Troisième nuit agitée à Firminy

Le JDD. 10 juillet 2009 par M.P (avec Reuters)

Pour la troisième nuit consécutive, Firminy, dans la Loire, a connu des violences. Plusieurs commerces et des voitures ont été incendiés et les pompiers qui intervenaient ont été caillassés. Ces incidents ont débuté vers 23h00, alors que le sit-in au pied de l'immeuble de la famille de Mohamed Benmouna, pour rendre hommage au jeune homme mort en garde à vue, se dispersait. Plusieurs personnes ont été arrêtées.

Encore une nuit de violence à Firminy, dans la banlieue de Saint-Etienne. Les affrontements entre des jeunes et les forces de l'ordre se sont déroulés vers 23h, au pied de l'immeuble de la famille Benmouna, qui avait organisé un sit-in en hommage à Mohamed, 21 ans, mort mercredi après une garde à vue. Cailloux contre gaz lacrymogène, voitures brûlées, commerces incendiés: les dégâts sont importants. "La pharmacie, la boulangerie, le salon de coiffure et le bureau de tabac du centre commercial du quartier ont été détruits par l'incendie", a indiqué à l'agence Reuters le directeur de cabinet du préfet de la Loire, Sébastien Lime.

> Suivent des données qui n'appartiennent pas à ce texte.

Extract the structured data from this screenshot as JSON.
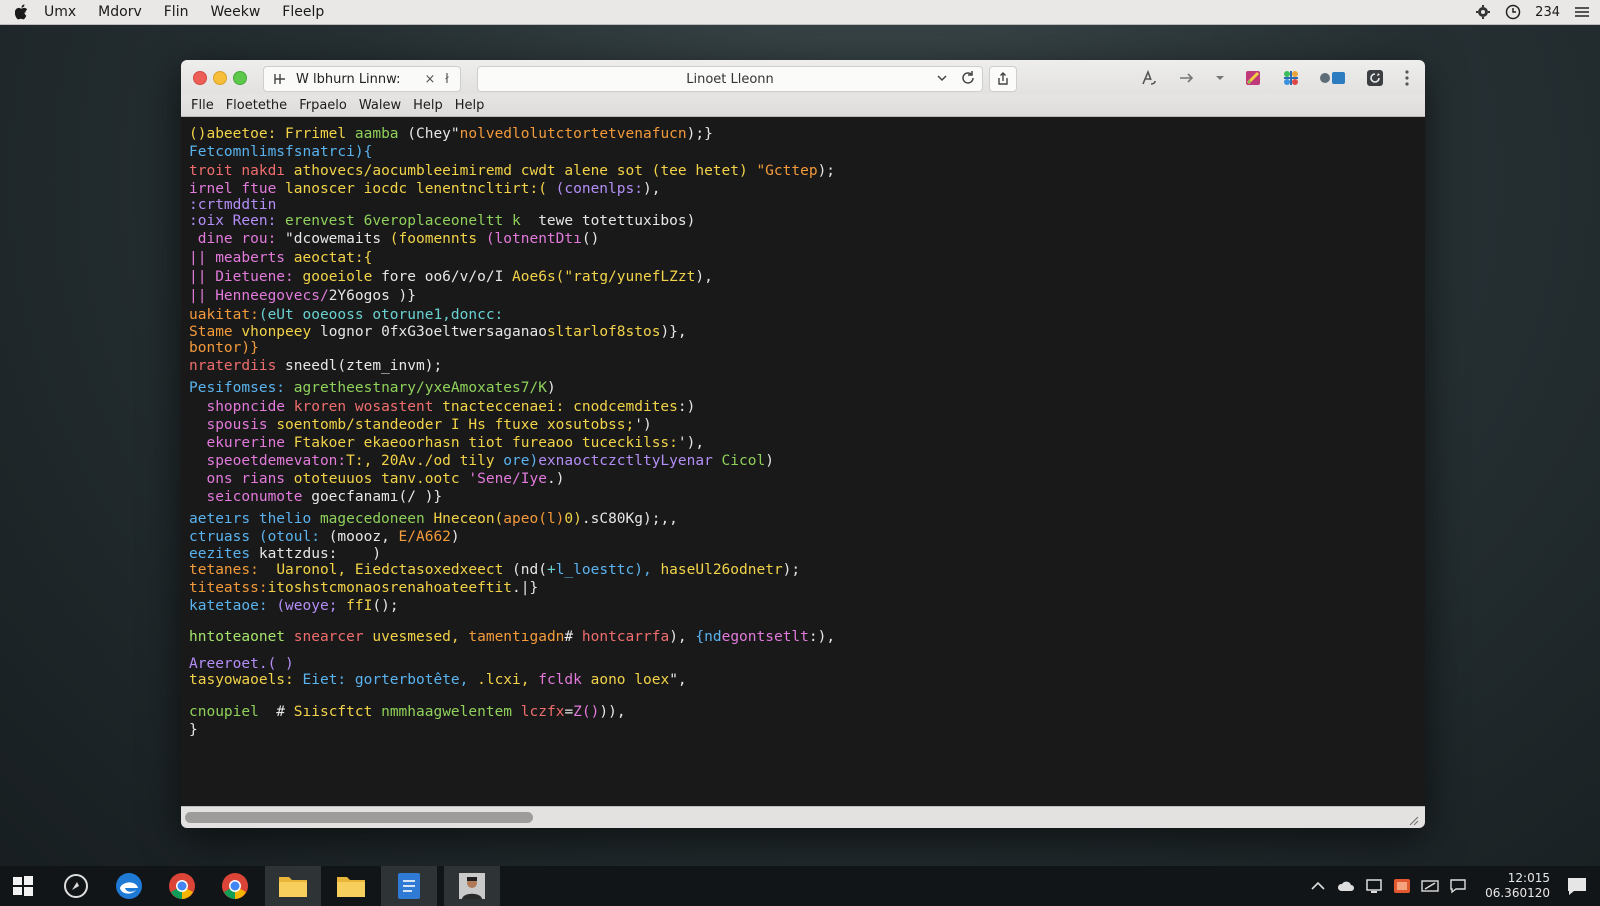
{
  "menubar": {
    "items": [
      "Umx",
      "Mdorv",
      "Flin",
      "Weekw",
      "Fleelp"
    ],
    "right_text": "234"
  },
  "window": {
    "tab_title": "W lbhurn Linnw:",
    "tab_close": "×",
    "tab_extra": "ł",
    "address": "Linoet Lleonn",
    "menu": [
      "Flle",
      "Floetethe",
      "Frpaelo",
      "Walew",
      "Help",
      "Help"
    ]
  },
  "code": {
    "l01": [
      "()abeetoe: Frrimel ",
      "aamba ",
      "(Chey\"",
      "nolvedlolutctortetvenafucn",
      ");}"
    ],
    "l02": [
      "Fetcomnlimsfsnatrci){"
    ],
    "l03": [
      "troit nakdı ",
      "athovecs/aocumbleeimiremd cwdt alene sot (tee hetet) ",
      "\"Gcttep",
      ");"
    ],
    "l04": [
      "irnel ftue ",
      "lanoscer iocdc lenentncltirt:( ",
      "(conenlps:",
      "),"
    ],
    "l05": [
      ":crtmddtin"
    ],
    "l06": [
      ":oix Reen: ",
      "erenvest 6veroplaceoneltt k  ",
      "tewe totettuxibos)"
    ],
    "l07": [
      " dine rou: ",
      "\"dcowemaits ",
      "(foomennts ",
      "(lotnentDtı",
      "()"
    ],
    "l08": [
      "|| meaberts ",
      "aeoctat:{"
    ],
    "l09": [
      "|| Dietuene: ",
      "gooeiole ",
      "fore oo6/v/o/I ",
      "Aoe6s(\"ratg/yunefLZzt",
      "),"
    ],
    "l10": [
      "|| Henneegovecs/",
      "2Y6ogos )}"
    ],
    "l11": [
      "uakitat:",
      "(eUt ooeooss otorune1,doncc:"
    ],
    "l12": [
      "Stame ",
      "vhonpeey ",
      "lognor 0fxG3oeltwersaganao",
      "sltarlof8stos",
      ")},"
    ],
    "l13": [
      "bontor)}"
    ],
    "l14": [
      "nraterdiis ",
      "sneedl(ztem_invm)",
      ";"
    ],
    "l15": [
      "Pesifomses: ",
      "agretheestnary/yxeAmoxates7/K",
      ")"
    ],
    "l16": [
      "  shopncide ",
      "kroren wosastent ",
      "tnacteccenaei: cnodcemdites",
      ":)"
    ],
    "l17": [
      "  spousis ",
      "soentomb/standeoder I ",
      "Hs ftuxe xosutobss;",
      "')"
    ],
    "l18": [
      "  ekurerine ",
      "Ftakoer ",
      "ekaeoorhasn tiot fureaoo tuceckilss:",
      "'),"
    ],
    "l19": [
      "  speoetdemevaton:",
      "T:, 20Av./od tily ",
      "ore)",
      "exnaoctczctltyLyenar ",
      "Cicol",
      ")"
    ],
    "l20": [
      "  ons ",
      "rians ",
      "ototeuuos tanv.ootc ",
      "'Sene/Iye",
      ".)"
    ],
    "l21": [
      "  seiconumote ",
      "goecfanamı(/ )}"
    ],
    "l22": [
      "aeteırs ",
      "thelio ",
      "magecedoneen ",
      "Hneceon(",
      "apeo(l)",
      "0)",
      ".sC80Kg);,,"
    ],
    "l23": [
      "ctruass ",
      "(otoul: ",
      "(moooz, ",
      "E/A662",
      ")"
    ],
    "l24": [
      "eezites ",
      "kattzdus:    )"
    ],
    "l25": [
      "tetanes:  ",
      "Uaronol, ",
      "Eied",
      "ctasoxedxeect ",
      "(nd(",
      "+",
      "l_loesttc), ",
      "haseUl26odnetr",
      ");"
    ],
    "l26": [
      "titeatss:",
      "itoshstcmonaosrenahoateeftit",
      ".|}"
    ],
    "l27": [
      "katetaoe: ",
      "(weoye; ",
      "ffI",
      "();"
    ],
    "l28": [
      "hntoteaonet ",
      "snearcer ",
      "uvesmesed, ",
      "tamentıgadn",
      "# ",
      "hontcarrfa",
      "), ",
      "{nd",
      "egontsetlt",
      ":),"
    ],
    "l29": [
      "Areeroet.( )"
    ],
    "l30": [
      "tasyowaoels: ",
      "Eiet: ",
      "gorterbotête, ",
      ".lcxi, ",
      "fcldk ",
      "aono ",
      "loex",
      "\","
    ],
    "l31": [
      "cnoupiel ",
      " # ",
      "Sıiscftct ",
      "nmmhaagwelentem ",
      "lczfx",
      "=",
      "Z()",
      ")),"
    ],
    "l32": [
      "}"
    ]
  },
  "taskbar": {
    "clock_time": "12:015",
    "clock_date": "06.360120"
  }
}
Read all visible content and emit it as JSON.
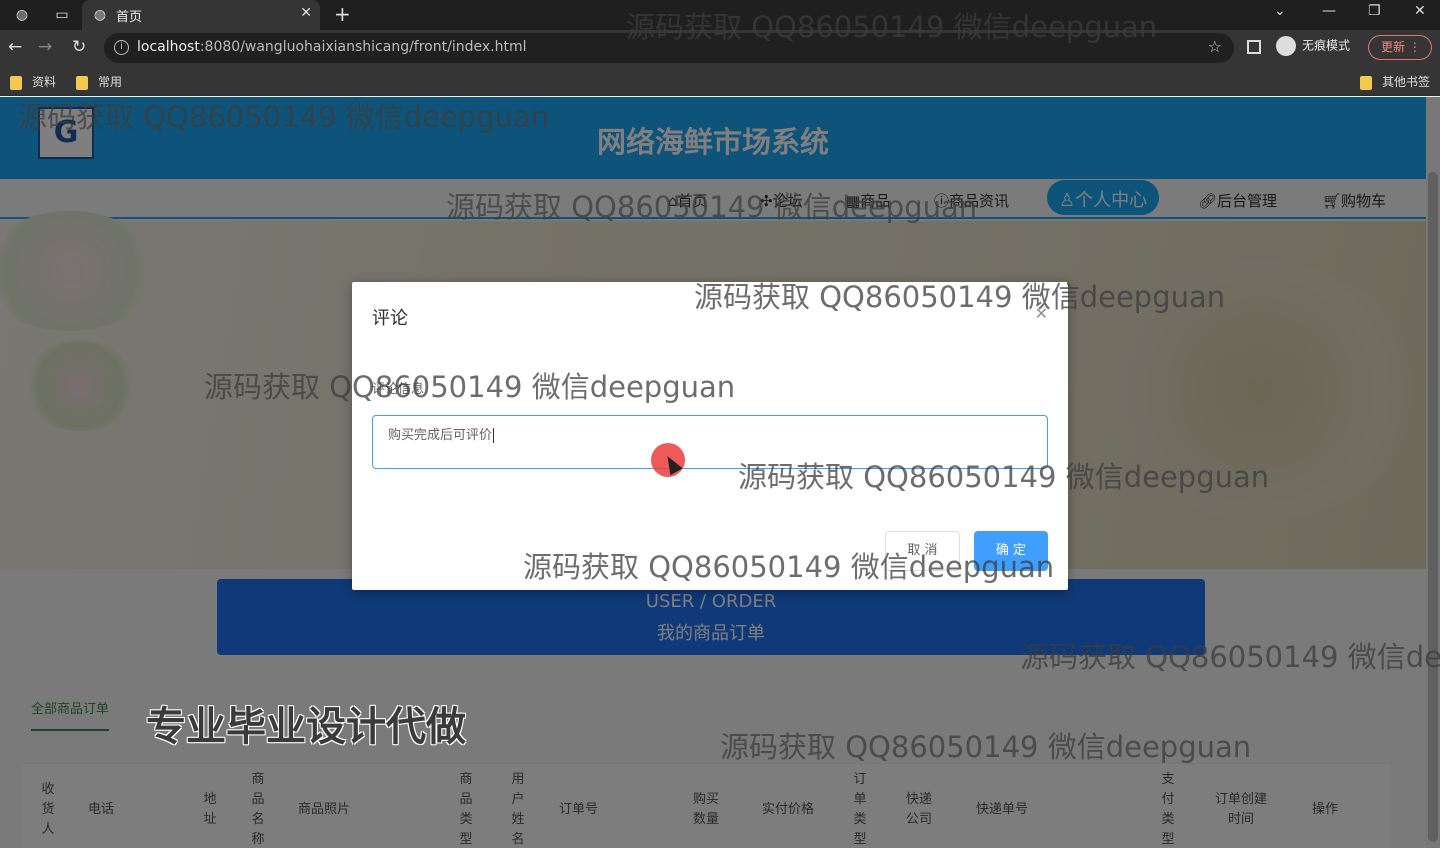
{
  "browser": {
    "tab_title": "首页",
    "url_host": "localhost",
    "url_rest": ":8080/wangluohaixianshicang/front/index.html",
    "incognito_label": "无痕模式",
    "update_label": "更新",
    "bookmarks": [
      "资料",
      "常用"
    ],
    "other_bookmarks": "其他书签"
  },
  "site": {
    "title": "网络海鲜市场系统",
    "nav": [
      "首页",
      "论坛",
      "商品",
      "商品资讯",
      "个人中心",
      "后台管理",
      "购物车"
    ]
  },
  "order_banner": {
    "en": "USER / ORDER",
    "cn": "我的商品订单"
  },
  "order_tabs": [
    "全部商品订单"
  ],
  "table_headers": {
    "receiver": "收货人",
    "phone": "电话",
    "address": "地址",
    "product_name": "商品名称",
    "product_photo": "商品照片",
    "product_type": "商品类型",
    "username": "用户姓名",
    "order_no": "订单号",
    "quantity": "购买数量",
    "paid_price": "实付价格",
    "order_type": "订单类型",
    "courier": "快递公司",
    "tracking_no": "快递单号",
    "pay_type": "支付类型",
    "created_at": "订单创建时间",
    "actions": "操作"
  },
  "dialog": {
    "title": "评论",
    "label": "评论信息",
    "textarea_value": "购买完成后可评价",
    "cancel": "取 消",
    "confirm": "确 定"
  },
  "overlay": {
    "watermark": "源码获取 QQ86050149 微信deepguan",
    "promo": "专业毕业设计代做"
  }
}
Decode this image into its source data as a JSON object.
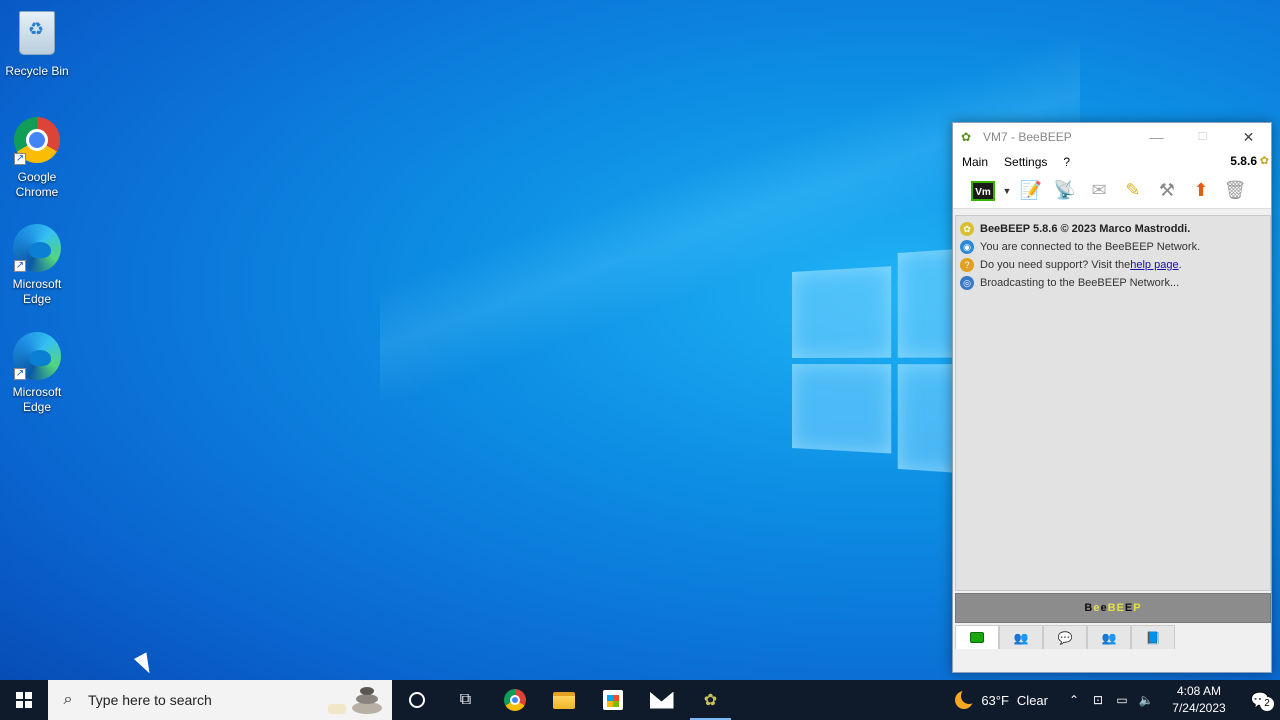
{
  "desktop": {
    "icons": [
      {
        "label": "Recycle Bin"
      },
      {
        "label": "Google Chrome"
      },
      {
        "label": "Microsoft Edge"
      },
      {
        "label": "Microsoft Edge"
      }
    ]
  },
  "window": {
    "title": "VM7 - BeeBEEP",
    "controls": {
      "minimize": "—",
      "maximize": "☐",
      "close": "✕"
    },
    "menu": [
      "Main",
      "Settings",
      "?"
    ],
    "version": "5.8.6",
    "toolbar": {
      "vm_label": "Vm",
      "icons": [
        "profile-icon",
        "broadcast-icon",
        "mail-icon",
        "edit-icon",
        "tools-icon",
        "update-icon",
        "trash-icon"
      ]
    },
    "messages": [
      {
        "text": "BeeBEEP 5.8.6 © 2023 Marco Mastroddi.",
        "bold": true,
        "icon": "bee-icon"
      },
      {
        "text": "You are connected to the BeeBEEP Network.",
        "icon": "network-icon"
      },
      {
        "prefix": "Do you need support? Visit the ",
        "link": "help page",
        "suffix": ".",
        "icon": "help-icon"
      },
      {
        "text": "Broadcasting to the BeeBEEP Network...",
        "icon": "broadcast-icon"
      }
    ],
    "banner_letters": [
      "B",
      "e",
      "e",
      "B",
      "E",
      "E",
      "P"
    ],
    "tabs": [
      "chat-tab",
      "users-tab",
      "groups-tab",
      "network-tab",
      "log-tab"
    ]
  },
  "taskbar": {
    "search_placeholder": "Type here to search",
    "weather": {
      "temp": "63°F",
      "condition": "Clear"
    },
    "clock": {
      "time": "4:08 AM",
      "date": "7/24/2023"
    },
    "notifications": "2"
  },
  "colors": {
    "accent": "#0a64cf",
    "taskbar": "#0f1b2b",
    "link": "#1a0dab"
  }
}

D'après ce responsable, les pompiers ont été caillassés et ont peiné à éteindre les feux à cause des rideaux de fer baissés des commerce. "On compte également deux incendies volontaires de véhicules à Firminy et quelques-uns à la Ricamarie", a-t-il encore annoncé. "Le but n'était manifestement pas de tendre un guet-apens aux forces de l'ordre ni de piller les commerces mais de détruire", a estimé Sébastien Lime. Cette explosion de violence a pris fin vers minuit. Un important dispositif de sécurité a été déployé: un renfort de 150 policiers était sur place et un hélicoptère survolait les lieux. Bilan des heurts: six interpellations.

Plainte contre X

Toute la journée de jeudi, la thèse de la "bavure policière", relayée par la famille de Mohamed et les jeunes de Firminy, a été battue en brèche par la justice. L'autopsie montre que le jeune homme est mort d'un "arrêt cardiaque par suffocation". Le procureur de Saint-Etienne, Jacques Pin, a affirmé que le corps du jeune homme "ne révèle aucune trace de violence". Les légistes confirment donc la thèse du suicide par pendaison. Retrouvé mardi inanimé dans sa cellule, le jeune homme de 21 ans avait été conduit à l'hôpital, où il a succombé à ses blessures mercredi. La famille, elle, a porté plainte contre X jeudi et n'écarte pas la piste de violences policières maquillées en suicide.

Vendredi, le ministre de l'Intérieur a également confirmé la thèse du suicide. Invité de RTL, Brice Hrotefeux a déclaré: "Au cours de sa garde à vue, il a voulu se suicider et malheureusement il y est parvenu. Le procureur a indiqué qu'il n'y avait pas eu de violences policières, pour parler clair, qu'il n'y avait pas eu de bavure". Prié de dire s'il excluait toute faute des policiers, il a répondu: "à ce stade, il y a deux choses, l'expression du procureur et il y a naturellement une enquête de l'Inspection générale de la police nationale".